Я взошёл на гору, не обращая внимания на снующую вокруг детвору и не уворачиваясь от снежков. Дети заметили меня и пока не знали, как реагировать.
–  Я хочу с вами сыграть, – сказал я и сам удивился своим словам.
Они смотрели на меня с недоверием и ждали.
–  Я один буду защищать эту крепость, а вы все штурмовать. Согласны?
Какой-то самый бойкий парень вскарабкался ко мне поближе:
–  Дядя, вы не того? – повертел он рукавицей у виска, и все захохотали. Он же предусмотрительно откатился подальше.
Теперь я ждал. Стоя на горе, я вдруг показался себе Гитлером или Сталиным, выжидающим паузу перед выступлением. Я дождался тишины и посмотрел в небо, я даже успел разглядеть там какую-то звезду.
–  Вы будете на меня нападать или нет? – спросил я.
Кто-то из них, может давешний хулиган, метнул в меня первый снежок, но неуверенно, и снежок был рыхлый – развалился.
Я сам слепил себе снаряд, пользуясь своей взрослой умелостью и состоятельностью, и почти без жалости залепил его ближайшему пацану в лоб. Попадание оказалось неожиданно точным.
Опять нависла пауза, как гроза.
–  Ну? – спросил я и стал швырять в них без разбора все снежные куски, какие попадались мне под руки.
Они отступили, но ненадолго, должно быть, чтобы посовещаться, что делать с этим взрослым идиотом, захватившим их холм.
Я догадывался, что они собираются со мной сделать.
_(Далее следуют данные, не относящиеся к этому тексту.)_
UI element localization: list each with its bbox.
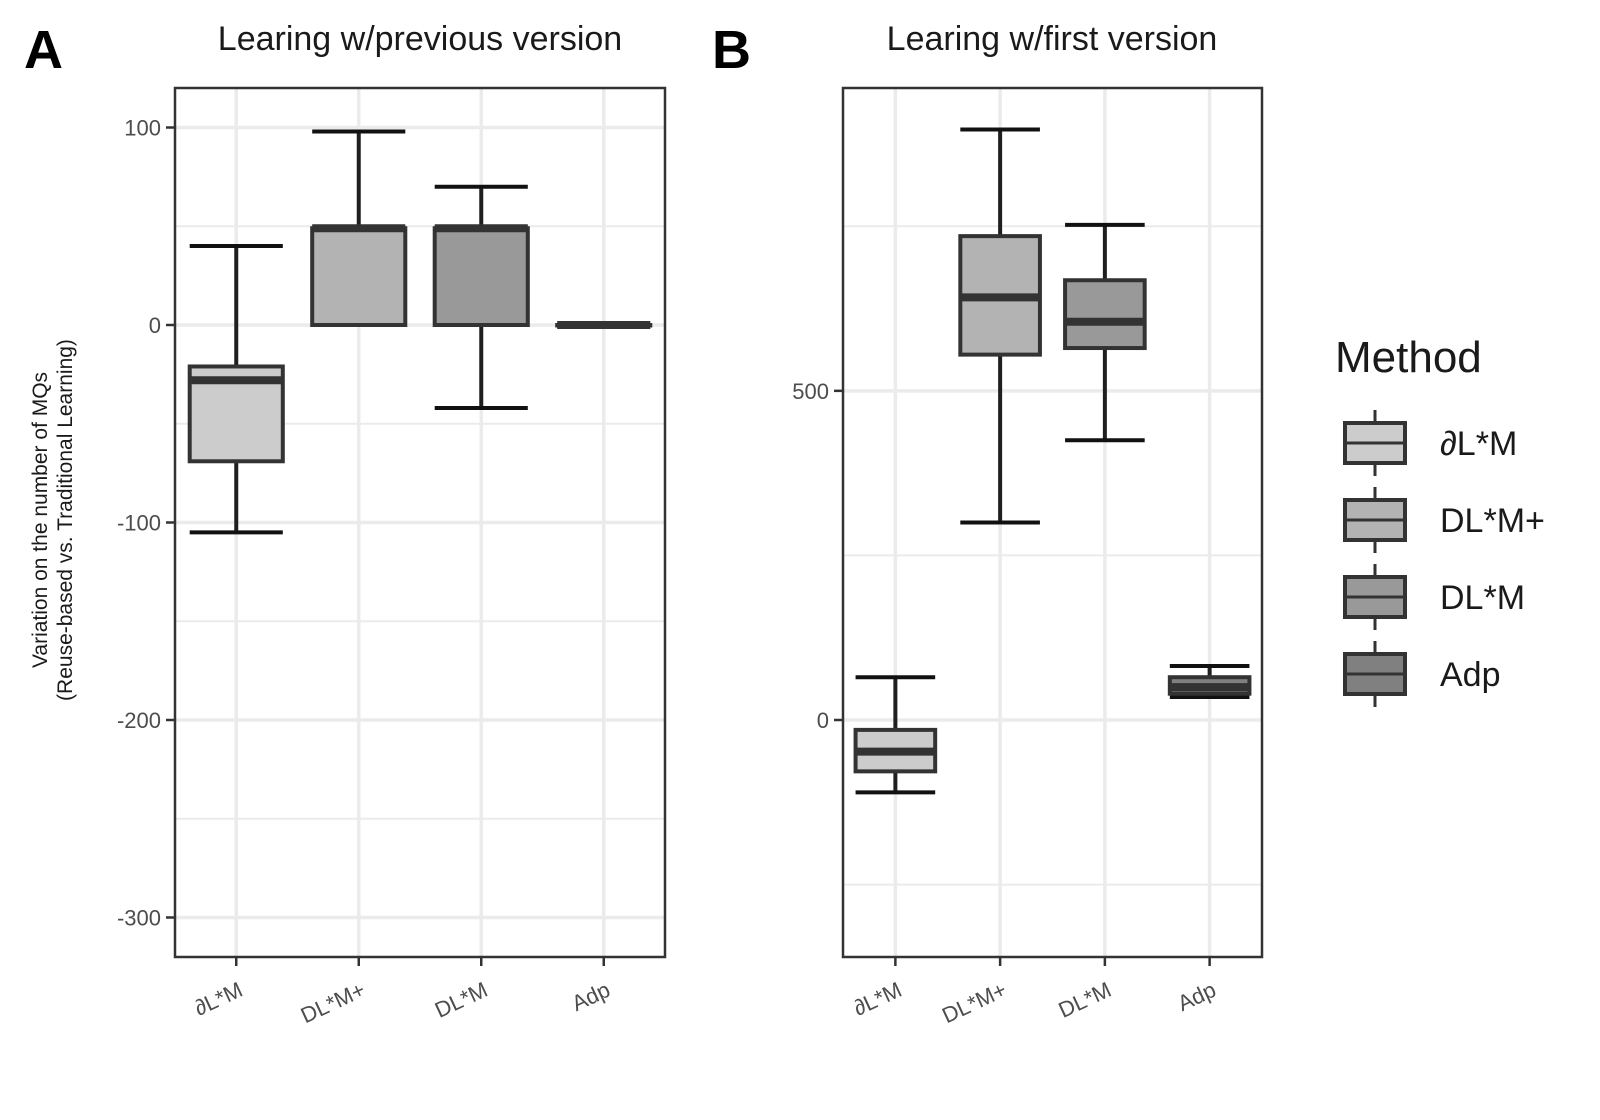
panel-b-title: Learing w/first version: [887, 20, 1218, 58]
panel-b-letter: B: [712, 20, 751, 80]
legend-items: ∂L*M DL*M+ DL*M Adp: [1343, 410, 1545, 707]
panel-a-box: [310, 226, 408, 328]
legend-title: Method: [1335, 333, 1482, 382]
panel-b-box: [1063, 278, 1147, 351]
panel-b-plot-area: [843, 88, 1262, 957]
panel-a: A Learing w/previous version Variation o…: [24, 20, 667, 1028]
panel-a-box: [432, 226, 530, 328]
legend-label: DL*M+: [1440, 502, 1545, 540]
legend-label: Adp: [1440, 656, 1501, 694]
panel-b-panel-border: [841, 86, 1264, 959]
panel-a-y-tick-label: 0: [149, 313, 161, 338]
panel-b-y-tick-label: 500: [792, 379, 829, 404]
panel-a-title: Learing w/previous version: [218, 20, 622, 58]
panel-a-y-tick-label: -100: [117, 511, 161, 536]
legend: Method ∂L*M DL*M+ DL*M Adp: [1335, 333, 1545, 707]
legend-label: ∂L*M: [1440, 425, 1517, 463]
panel-a-y-tick-label: -200: [117, 708, 161, 733]
legend-label: DL*M: [1440, 579, 1525, 617]
panel-a-ylabel-line1: Variation on the number of MQs: [29, 372, 52, 668]
panel-a-ylabel-line2: (Reuse-based vs. Traditional Learning): [54, 339, 77, 701]
panel-a-letter: A: [24, 20, 63, 80]
panel-a-y-tick-label: 100: [124, 116, 161, 141]
panel-b-y-tick-label: 0: [817, 708, 829, 733]
panel-a-panel-border: [173, 86, 667, 959]
panel-a-y-tick-label: -300: [117, 906, 161, 931]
Эти муравьи наверняка сейчас злы и хотят сожрать заживо Голиафа. Они будут наступать, если только их мамы прямо сейчас же не начнут их выкликивать домой.
И вот уже снежки полетели в мою сторону одни за другим, пока, правда, ни один из них не попал в цель, но...
–  Ура-а! – заорал истошно заводила, тот самый, который выказал меня придурком.
–  Давай! Подходи! – заорал я и начал работать руками как мельница – благо вокруг было предостаточно смёрзшихся готовых комков.
Похоже, многим из них хорошо досталось. Они не шутку рассвирепели и с детской стайной яростью набросились на меня.
Недолго мне удавалось сдерживать их отчаянный напор. Дети буквально старались схватить меня за горло и я, забыв о несоответствии весовых категорий, сталкивал их в горы всеми доступными методами, только разве что не бил их по голеням ногами. Они откатывались и набегали вновь, они-то не стеснялись теперь лягать меня своими валенками и ботинками. Одна из почти в упор брошенных ледышек рассекла мне бровь, и я со смешанным чувством удовлетворения и печали слизнул со своего окоченевшего пальца тепловатую жидкость. В это время меня сбили с ног. Я брыкался, но уже не мог совладать с навалившейся на меня толпой. Может, мне казалось, но их было никак не меньше дюжины, причём некоторые совсем не такие уж маленькие. Может, они позвали на подмогу старших? Что ж, против таких, как я, все средства хороши... Я получил по губе, ногой, между прочим. Это совсем уж свинство. Я хотел рассвирепеть, но понял, что у меня не осталось эмоциональных сил. Слишком много я растратил их за сегодня. И всё зря. Да и конечности, ни руки, ни ноги, уже не слушались. Меня зарывали, хоронили в снегу. Скоро на поверхности осталось только моё лицо. Но мне было тепло, тепло и почти уютно, несмотря на то, что кровь заливала мои глаза. Я опять увидел звезду, или это был самолёт? Или фонарь? Ведь я лежал на боку... Я перестал понимать, на спине или на боку я лежу, и немного испугался. Но потом и страх прошёл. Дети куда-то убежали, всё стихло, будто кто-то заложил мне уши ватной тишиной. Фонари по периметру прямоугольного двора, истекали желтизной, но я не видел их, только представлял, как их свет медленно падает мне каплями на губы. Если бы я смог, то заплакал бы, если бы сумел, то уснул. Но ничего, ровным счётом ничего не происходило.
В конце концов, я встал, отряхнулся и, немного прихрамывая, побрел к железной дороге.